Did you check which part of the code (the torch.cat operation or the data transfer) takes the majority of the time? Assuming you are concatenating tensors on the GPU without any previous execution, your cache might need to increase thus calling into synchronizing and expensive cudaMalloc calls. If so, you could torch.cat the data on the host before sending it to the GPU as a single allocation would be performed.

@ptrblck My tests have concluded that the lengthy delay when running my script on the GPU occurs in the torch.cat function specifically. The transfer to the CPU is quite rapid after that, taking under a second. However, if I attempt to first put every tensor on the CPU, then concatenate the lists of tensors, the GPU to CPU transfer takes the most time.

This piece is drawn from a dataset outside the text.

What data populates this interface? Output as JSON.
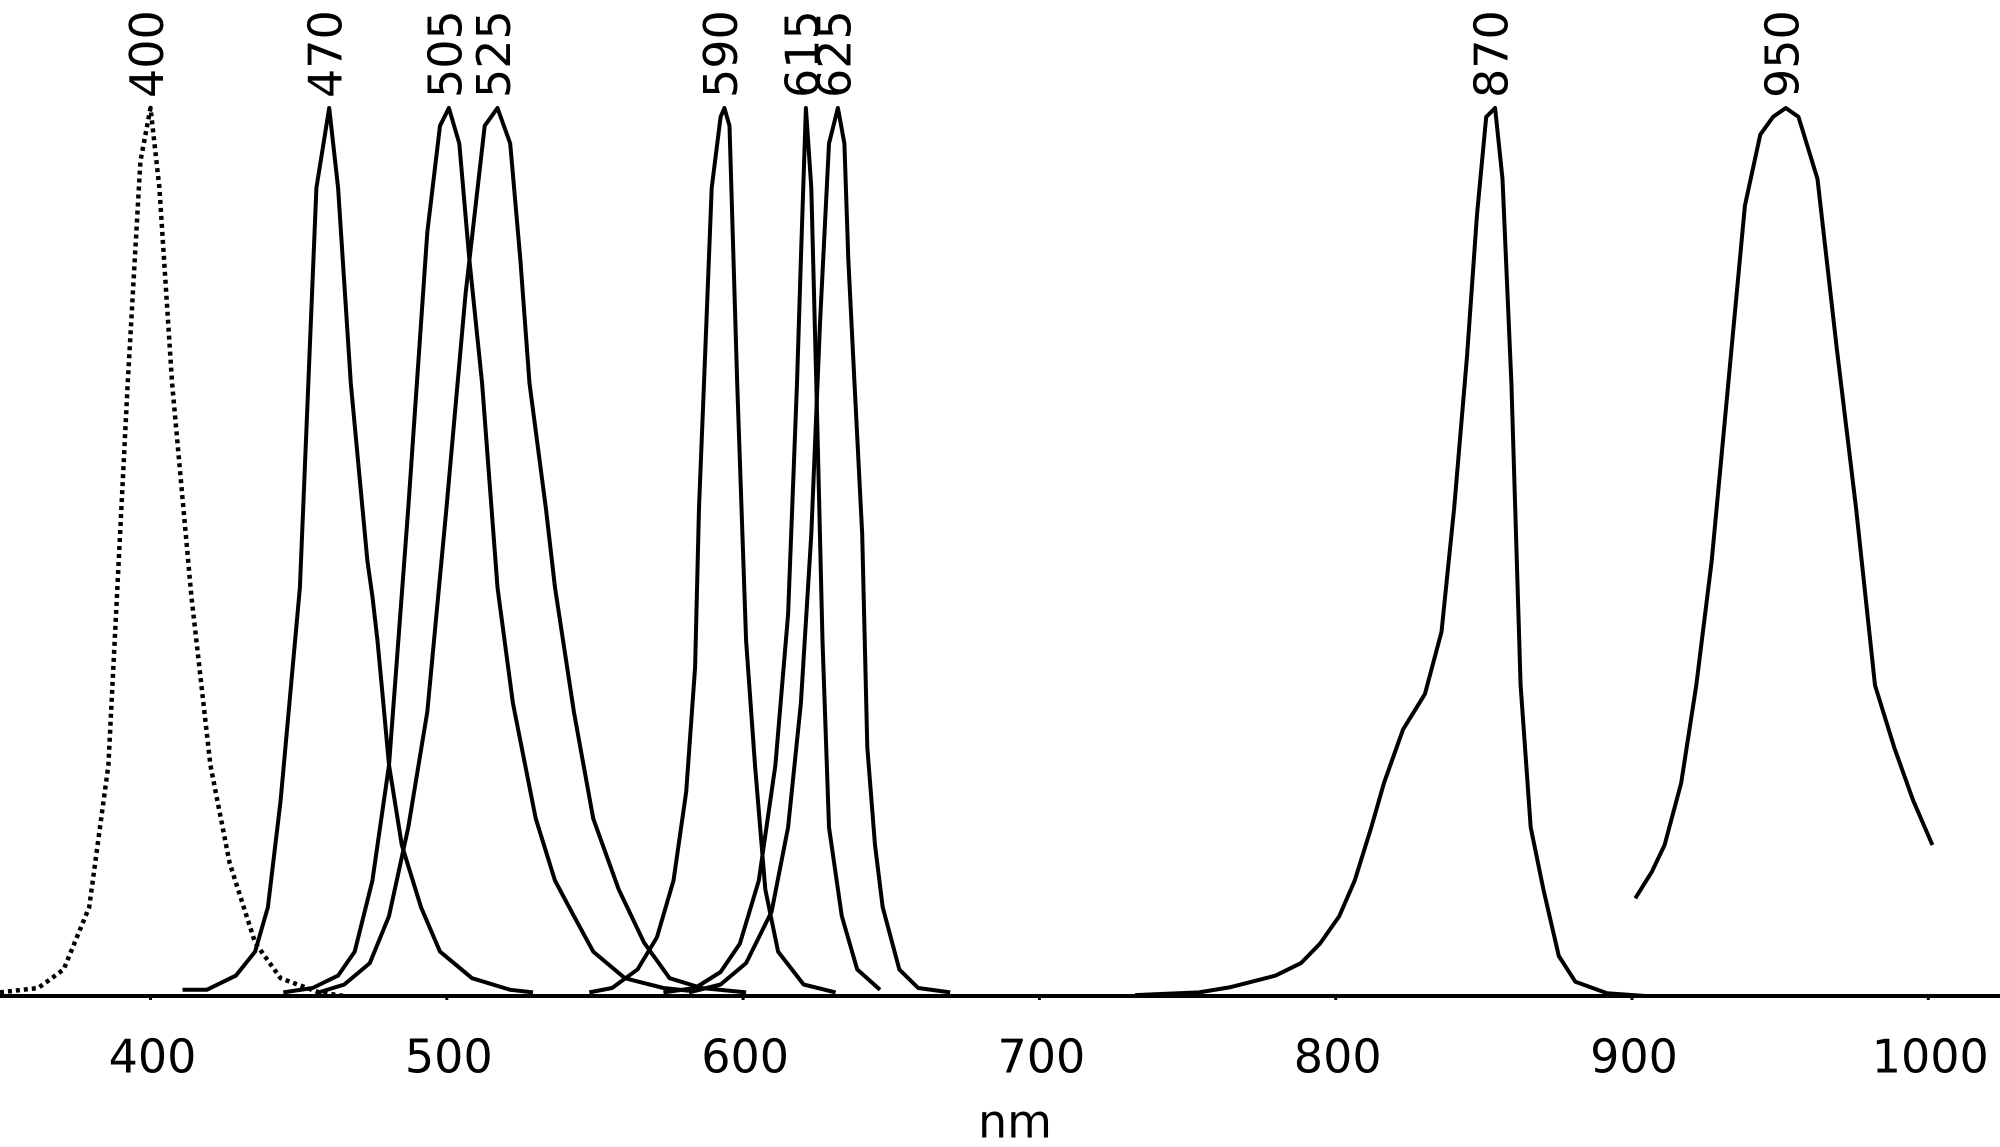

This is a benchmark program which I drafted:

import torch
import time

TestTensor = torch.rand(10, 3, 2000, 2000)  # Simulation for a 10 batch of 3 channel 2000x2000 images.

# Test tranfer to GPU.
print("Testing transfer to GPU...")
start = time.time()
TestTensor = TestTensor.cuda()
print(f"Transfer to GPU time: {(time.time()-start):.2f} seconds.")

# Test transfer to CPU.
print("Testing transfer to CPU...")
start = time.time()
TestTensor = TestTensor.cpu()
print(f"Transfer to CPU time: {(time.time()-start):.2f} seconds.")

My results:

Testing transfer to GPU...
Transfer to GPU time: 0.13 seconds.
Testing transfer to CPU...
Transfer to CPU time: 0.14 seconds.

That is what I mean by GPU->CPU and CPU->GPU transfer delay. :stopwatch: Is there a way to accelerate it? Furthermore, I executed this script to demonstrate the torch.cat process speed on GPUs:

import torch
import time

TestTensors = [torch.rand(3, 2000, 2000) for i in range(25)]  # Simulation for a 10 batch of 3 channel 2000x2000 images.

# GPU
start = time.time()
AllTensors = torch.cat(TestTensors, dim=0).to("cuda:1")
print("GPU:", round(time.time()-start, 2))

# CPU
start = time.time()
AllTensors = torch.cat(TestTensors, dim=0).cpu()
print("CPU:", round(time.time()-start, 2))

Results:

GPU: 0.53
CPU: 0.09

So clearly, the GPU takes significantly longer to perform the torch.cat operation on a list of tensors and receive tensors from the CPU. Once again, is there a way to accelerate it?